RecCrysFormer: Refined Protein Structural Prediction from 3D Patterson Maps via Recycling Training Runs
This work addresses protein structure determination for structural biologists, but it appears incremental as it builds on existing ML and experimental approaches.
The paper tackled the challenge of predicting protein structures from crystallographic data by introducing RecCrysFormer, a hybrid transformer model that uses Patterson maps and partial structures to predict electron density maps, achieving good accuracy and robustness against crystal parameter variations on a synthetic peptide dataset.

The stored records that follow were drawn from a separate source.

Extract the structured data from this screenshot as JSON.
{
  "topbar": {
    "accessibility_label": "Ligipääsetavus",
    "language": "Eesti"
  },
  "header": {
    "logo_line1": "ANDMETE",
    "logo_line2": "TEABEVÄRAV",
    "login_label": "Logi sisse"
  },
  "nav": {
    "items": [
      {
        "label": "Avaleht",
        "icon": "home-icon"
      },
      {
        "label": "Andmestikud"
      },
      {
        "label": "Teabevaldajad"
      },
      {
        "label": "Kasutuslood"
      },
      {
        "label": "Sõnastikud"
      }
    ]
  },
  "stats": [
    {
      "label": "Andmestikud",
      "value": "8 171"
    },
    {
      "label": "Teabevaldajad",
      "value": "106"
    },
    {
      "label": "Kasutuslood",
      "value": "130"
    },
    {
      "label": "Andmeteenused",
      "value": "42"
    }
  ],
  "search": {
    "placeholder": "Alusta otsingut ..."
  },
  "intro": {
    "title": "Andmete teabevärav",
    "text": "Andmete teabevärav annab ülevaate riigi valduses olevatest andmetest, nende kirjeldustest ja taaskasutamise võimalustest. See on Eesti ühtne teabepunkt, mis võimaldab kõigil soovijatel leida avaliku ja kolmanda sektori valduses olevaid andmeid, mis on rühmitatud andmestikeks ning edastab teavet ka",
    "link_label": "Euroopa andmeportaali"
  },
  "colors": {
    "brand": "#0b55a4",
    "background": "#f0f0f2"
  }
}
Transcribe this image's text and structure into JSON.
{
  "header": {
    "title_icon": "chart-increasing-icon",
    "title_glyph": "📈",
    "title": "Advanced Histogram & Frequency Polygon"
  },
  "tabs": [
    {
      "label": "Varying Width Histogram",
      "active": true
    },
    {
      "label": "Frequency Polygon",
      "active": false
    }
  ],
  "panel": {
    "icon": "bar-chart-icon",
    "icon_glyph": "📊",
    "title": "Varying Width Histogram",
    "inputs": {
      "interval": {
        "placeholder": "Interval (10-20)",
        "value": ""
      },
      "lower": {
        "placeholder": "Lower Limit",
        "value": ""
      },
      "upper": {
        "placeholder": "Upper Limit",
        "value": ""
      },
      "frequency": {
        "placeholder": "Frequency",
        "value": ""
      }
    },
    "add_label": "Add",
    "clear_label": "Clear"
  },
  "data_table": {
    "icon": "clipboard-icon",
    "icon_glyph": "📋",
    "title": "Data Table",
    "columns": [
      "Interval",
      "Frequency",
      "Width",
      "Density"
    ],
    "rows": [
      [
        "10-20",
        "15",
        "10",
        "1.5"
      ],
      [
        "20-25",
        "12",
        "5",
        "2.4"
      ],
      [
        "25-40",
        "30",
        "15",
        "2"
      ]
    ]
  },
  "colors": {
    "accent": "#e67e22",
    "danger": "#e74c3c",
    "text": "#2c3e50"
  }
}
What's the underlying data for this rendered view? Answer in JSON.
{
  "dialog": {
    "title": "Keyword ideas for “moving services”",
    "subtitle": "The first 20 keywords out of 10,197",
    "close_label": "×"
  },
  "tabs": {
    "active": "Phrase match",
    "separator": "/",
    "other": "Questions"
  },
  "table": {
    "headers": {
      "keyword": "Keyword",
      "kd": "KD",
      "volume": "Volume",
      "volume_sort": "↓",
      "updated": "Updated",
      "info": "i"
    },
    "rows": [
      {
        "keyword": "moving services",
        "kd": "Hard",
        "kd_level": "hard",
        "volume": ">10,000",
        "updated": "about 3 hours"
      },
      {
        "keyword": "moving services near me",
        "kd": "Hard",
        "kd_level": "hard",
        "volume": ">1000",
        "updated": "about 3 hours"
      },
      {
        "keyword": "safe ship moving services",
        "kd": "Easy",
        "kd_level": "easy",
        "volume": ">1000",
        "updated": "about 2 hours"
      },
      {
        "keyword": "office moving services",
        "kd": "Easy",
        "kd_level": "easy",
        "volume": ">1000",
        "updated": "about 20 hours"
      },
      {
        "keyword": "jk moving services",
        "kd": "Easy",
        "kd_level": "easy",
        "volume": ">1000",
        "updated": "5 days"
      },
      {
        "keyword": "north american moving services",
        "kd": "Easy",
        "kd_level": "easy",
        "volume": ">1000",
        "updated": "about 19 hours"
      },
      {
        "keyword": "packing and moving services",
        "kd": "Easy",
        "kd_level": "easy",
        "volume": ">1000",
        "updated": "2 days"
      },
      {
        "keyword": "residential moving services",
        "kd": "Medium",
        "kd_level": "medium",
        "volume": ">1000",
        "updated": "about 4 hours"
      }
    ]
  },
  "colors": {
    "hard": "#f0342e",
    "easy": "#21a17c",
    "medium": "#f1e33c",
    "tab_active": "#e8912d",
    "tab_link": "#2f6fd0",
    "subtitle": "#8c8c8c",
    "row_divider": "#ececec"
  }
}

Determining protein structures at an atomic level remains a significant challenge in structural biology. We introduce $\texttt{RecCrysFormer}$, a hybrid model that exploits the strengths of transformers with the aim of integrating experimental and ML approaches to protein structure determination from crystallographic data. $\texttt{RecCrysFormer}$ leverages Patterson maps and incorporates known standardized partial structures of amino acid residues to directly predict electron density maps, which are essential for constructing detailed atomic models through crystallographic refinement processes. $\texttt{RecCrysFormer}$ benefits from a ``recycling'' training regimen that iteratively incorporates results from crystallographic refinements and previous training runs as additional inputs in the form of template maps. Using a preliminary dataset of synthetic peptide fragments based on Protein Data Bank, $\texttt{RecCrysFormer}$ achieves good accuracy in structural predictions and shows robustness against variations in crystal parameters, such as unit cell dimensions and angles.